Tweet Classification

Entity Extraction, Linking, Classification, and Tagging for Social Media: A Wikipedia-Based Approach.

TweetClassification.py

From the Web Information Retrieval's project


In the navbar you can find all the link to the codes with their explanation.

Here comes the magic

This is the actual code that makes the classification of tweets possible.

Read Tweets

We read the tweets from the different .csv files, we retrieve the index and store it in a variable, the variable classes is assigned with the name of a text-file containing the names of all the classes of our dataset.

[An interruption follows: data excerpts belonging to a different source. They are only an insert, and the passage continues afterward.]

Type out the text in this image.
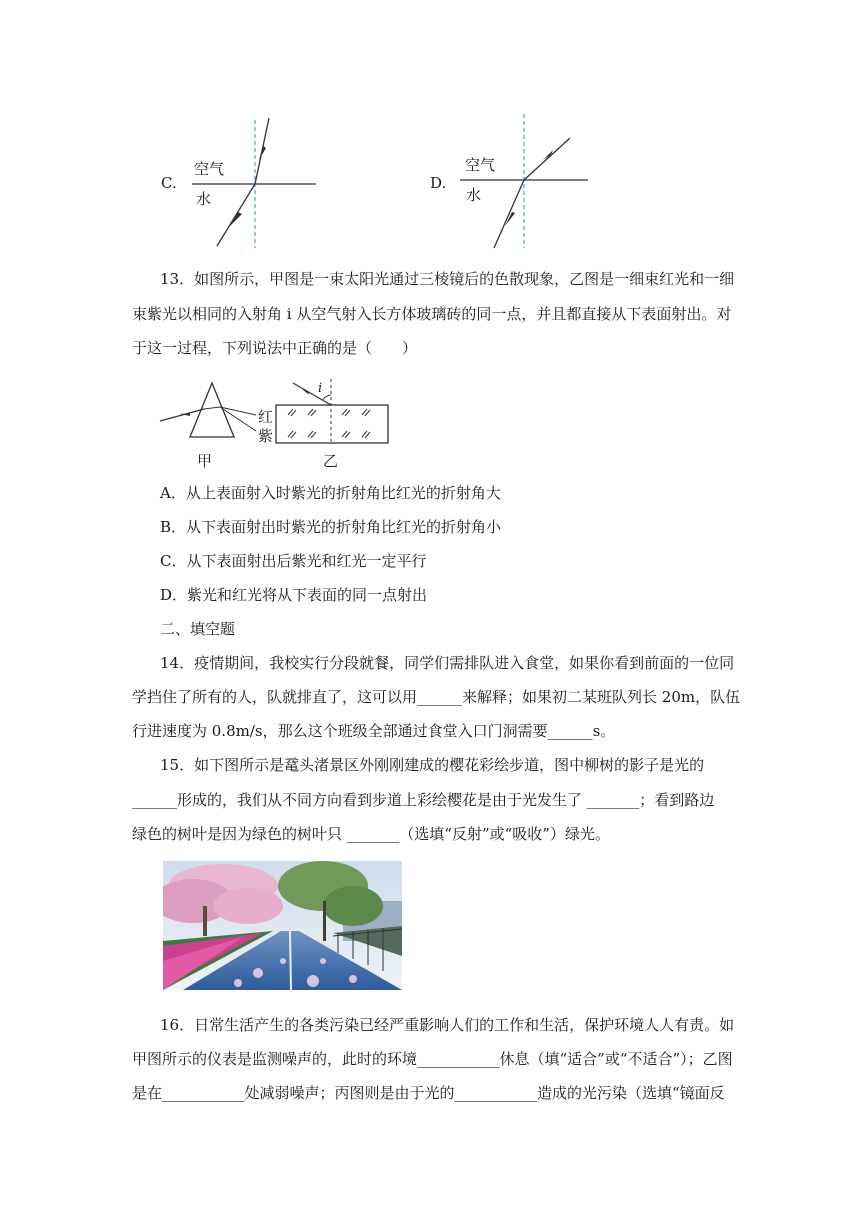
C.
空气
水
D.
空气
水
13．如图所示，甲图是一束太阳光通过三棱镜后的色散现象，乙图是一细束红光和一细
束紫光以相同的入射角 i 从空气射入长方体玻璃砖的同一点，并且都直接从下表面射出。对
于这一过程，下列说法中正确的是（　　）
红
紫
i
甲	乙
A．从上表面射入时紫光的折射角比红光的折射角大
B．从下表面射出时紫光的折射角比红光的折射角小
C．从下表面射出后紫光和红光一定平行
D．紫光和红光将从下表面的同一点射出
二、填空题
14．疫情期间，我校实行分段就餐，同学们需排队进入食堂，如果你看到前面的一位同
学挡住了所有的人，队就排直了，这可以用______来解释；如果初二某班队列长 20m，队伍
行进速度为 0.8m/s，那么这个班级全部通过食堂入口门洞需要______s。
15．如下图所示是鼋头渚景区外刚刚建成的樱花彩绘步道，图中柳树的影子是光的
______形成的，我们从不同方向看到步道上彩绘樱花是由于光发生了 _______；看到路边
绿色的树叶是因为绿色的树叶只 _______（选填“反射”或“吸收”）绿光。
16．日常生活产生的各类污染已经严重影响人们的工作和生活，保护环境人人有责。如
甲图所示的仪表是监测噪声的，此时的环境___________休息（填“适合”或“不适合”）；乙图
是在___________处减弱噪声；丙图则是由于光的___________造成的光污染（选填“镜面反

dataset_paths = ["CSV/Sergio_one_label_data.csv","CSV/Gianluca_one_label_data.csv","CSV/Kai_one_label_data.csv"]
inverted_index_path = "JSON_index/unpretty/inverted_index.json"
tweet_list = list()
classes = "classes.txt"
p = get_probabilities()

f = open(inverted_index_path,'r')
json_data = json.load(f)
f.close()

inverted_index = dict(json_data)

We read the tweets and we put them into a list. Then we have some different variables:

for path in dataset_paths:
    lst = readSingleLabeledCSV(path)
    tweet_list = tweet_list + lst

stopwords = "Part"      # We are removing this entity because the KB presents an error
y_true = list()         # Tweets classified by ourselves
y_pred = list()         # Tweets classified by KB
count = 0               # We store how many times occurred a "Type"

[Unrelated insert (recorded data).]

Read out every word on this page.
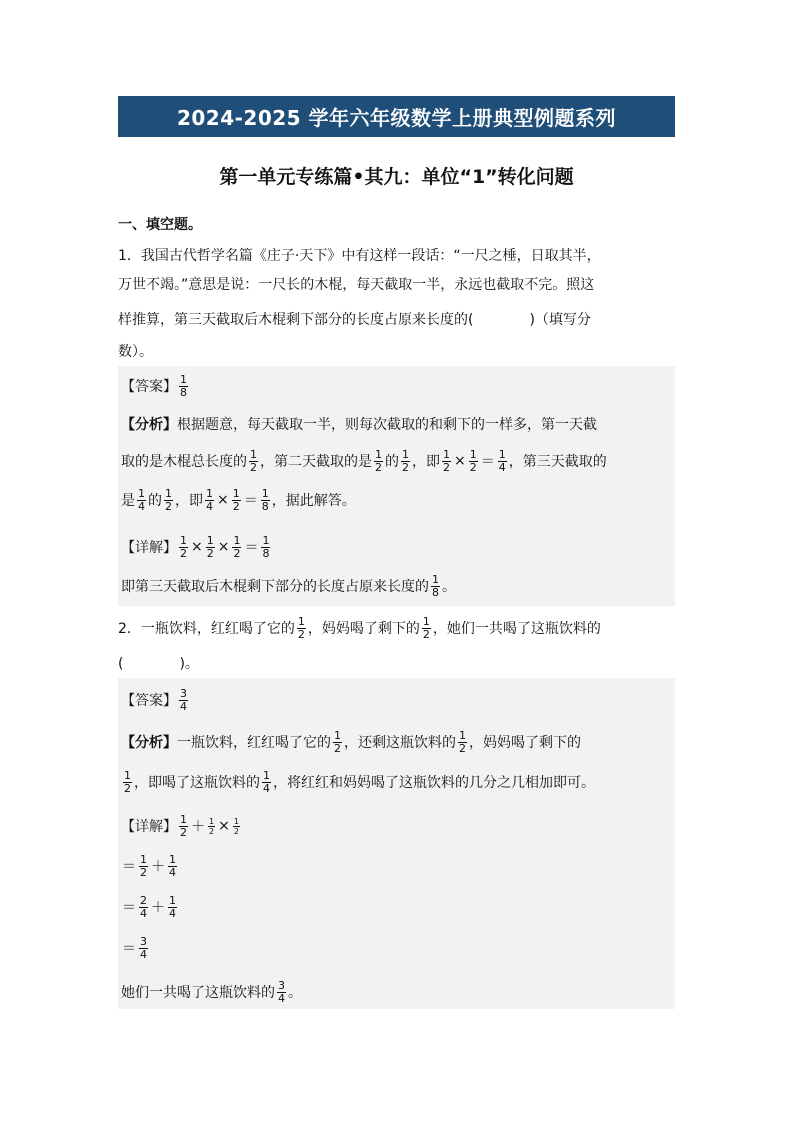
2024-2025 学年六年级数学上册典型例题系列
第一单元专练篇•其九：单位“1”转化问题
一、填空题。
1．我国古代哲学名篇《庄子·天下》中有这样一段话：“一尺之棰，日取其半，
万世不竭。”意思是说：一尺长的木棍，每天截取一半，永远也截取不完。照这
样推算，第三天截取后木棍剩下部分的长度占原来长度的(　　　　)（填写分
数）。
【答案】 $\frac{1}{8}$
【分析】 根据题意，每天截取一半，则每次截取的和剩下的一样多，第一天截
取的是木棍总长度的 $\frac{1}{2}$ ，第二天截取的是 $\frac{1}{2}$ 的 $\frac{1}{2}$ ，即 $\frac{1}{2} \times \frac{1}{2} = \frac{1}{4}$ ，第三天截取的
是 $\frac{1}{4}$ 的 $\frac{1}{2}$ ，即 $\frac{1}{4} \times \frac{1}{2} = \frac{1}{8}$ ，据此解答。
【详解】 $\frac{1}{2} \times \frac{1}{2} \times \frac{1}{2} = \frac{1}{8}$
即第三天截取后木棍剩下部分的长度占原来长度的 $\frac{1}{8}$ 。
2．一瓶饮料，红红喝了它的 $\frac{1}{2}$ ，妈妈喝了剩下的 $\frac{1}{2}$ ，她们一共喝了这瓶饮料的
(　　　　)。
【答案】 $\frac{3}{4}$
【分析】 一瓶饮料，红红喝了它的 $\frac{1}{2}$ ，还剩这瓶饮料的 $\frac{1}{2}$ ，妈妈喝了剩下的
$\frac{1}{2}$ ，即喝了这瓶饮料的 $\frac{1}{4}$ ，将红红和妈妈喝了这瓶饮料的几分之几相加即可。
【详解】 $\frac{1}{2} + \frac{1}{2} \times \frac{1}{2}$
＝ $\frac{1}{2} + \frac{1}{4}$
＝ $\frac{2}{4} + \frac{1}{4}$
＝ $\frac{3}{4}$
她们一共喝了这瓶饮料的 $\frac{3}{4}$ 。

target_names will contain the names of the classes of the dataset, it is a list and we append to it each string in the classes.txt file (the filename is in the variable classes), deleting the end of line characters.

target_names = list()
less_tweet = tweet_list

f = open(classes,'r')
all_the_classes = f.readlines()
f.close()

for c in all_the_classes:
    if class_adjust(c.replace('\n','')) not in target_names:
        target_names.append(class_adjust(c.replace('\n','')))

print(target_names)

Browse Tweets


for tweet in less_tweet:
    print(tweet.get('id'))

We do preprocessing of the tweet by extracting entities.

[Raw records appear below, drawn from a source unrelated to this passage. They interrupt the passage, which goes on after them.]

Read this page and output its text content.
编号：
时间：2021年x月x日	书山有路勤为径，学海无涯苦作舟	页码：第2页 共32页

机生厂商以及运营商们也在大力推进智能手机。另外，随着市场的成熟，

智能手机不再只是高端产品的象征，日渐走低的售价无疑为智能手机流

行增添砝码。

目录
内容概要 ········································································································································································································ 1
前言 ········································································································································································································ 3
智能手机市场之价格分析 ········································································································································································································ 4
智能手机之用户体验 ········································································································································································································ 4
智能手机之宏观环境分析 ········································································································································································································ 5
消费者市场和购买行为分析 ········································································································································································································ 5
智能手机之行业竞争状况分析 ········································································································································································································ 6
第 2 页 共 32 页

    entities = preprocessing(tweet.get('full_text'))
    author = tweet.get('screen_name')

We remove the “stopwords” from the entities. The “stopwords” variable is only equal to “Part” since it is the only entity for the Google Knowledge Graph API returns an error, in particular 503: The service is currently unavailable. This happens every time we try to make a call to the API by using “Part” as query, also in Google developer console.

    if stopwords in entities:
        entities.remove(stopwords)
    print(entities)
    common_nodes = list()

    print("-" * 40)
    print("Author: " + author + " | " + str(p.get(author)))
    print("-" * 40)

    if entities:
        #print(entities)
        y_true.append(class_adjust(tweet.get('single_tag')))

We consider the different combination of entities extracted from the tweet and then we search them in to the index. Once we have found these entities we start looking both “posting lists” searching common nodes. The algorithm is the one saw for merging two posting lists, but in this case we use a list called common_nodes that will store the common nodes.

        # this for-loop allow us to scan the "posting lists" aka the lineages of the inverted index we built.
        for x, y in itertools.combinations(entities, 2):
            lst1 = inverted_index.get(x)
            lst2 = inverted_index.get(y)
            k = 0
            j = 0
            if lst1 and lst2:
                while k != len(lst1) and j != len(lst2):
                    if lst1[k].get('id') == lst2[j].get('id'):

                        # if we find the common nodes between entities.For each common node, we
                        # will save the "id", the "types" and we will sum the "score" of the nodes,
                        # by sum the ones of both lineages.

                        common_nodes.append(
                            (lst1[k].get('id'),
                             lst1[k].get('types'),
                             lst1[k].get('score') + lst2[j].get('score')))
                        k = k + 1
                        j = j + 1
                    else:
                        if lst1[k].get('id') < lst2[j].get('id'):
                            k = k + 1
                        else:
                            j = j + 1

Depending on the size of the common_nodes list, we may have different cases, according to the length of common nodes. First of all:

        else:
            print("No common nodes.")
            predicted_tag = class_adjust(no_common_nodes_types(entities, inverted_index, target_names,author,p))
            print("Predicted tag: " + str(predicted_tag) + "| True tag: " + str(class_adjust(tweet.get('single_tag'))))
            y_pred.append(predicted_tag)
            if predicted_tag != class_adjust(tweet.get('single_tag')):
                no_node_error += 1
                no_node.append((tweet.get('id'),predicted_tag,class_adjust(tweet.get('single_tag'))))

    print("-" * 40)
print(y_true)
print(y_pred)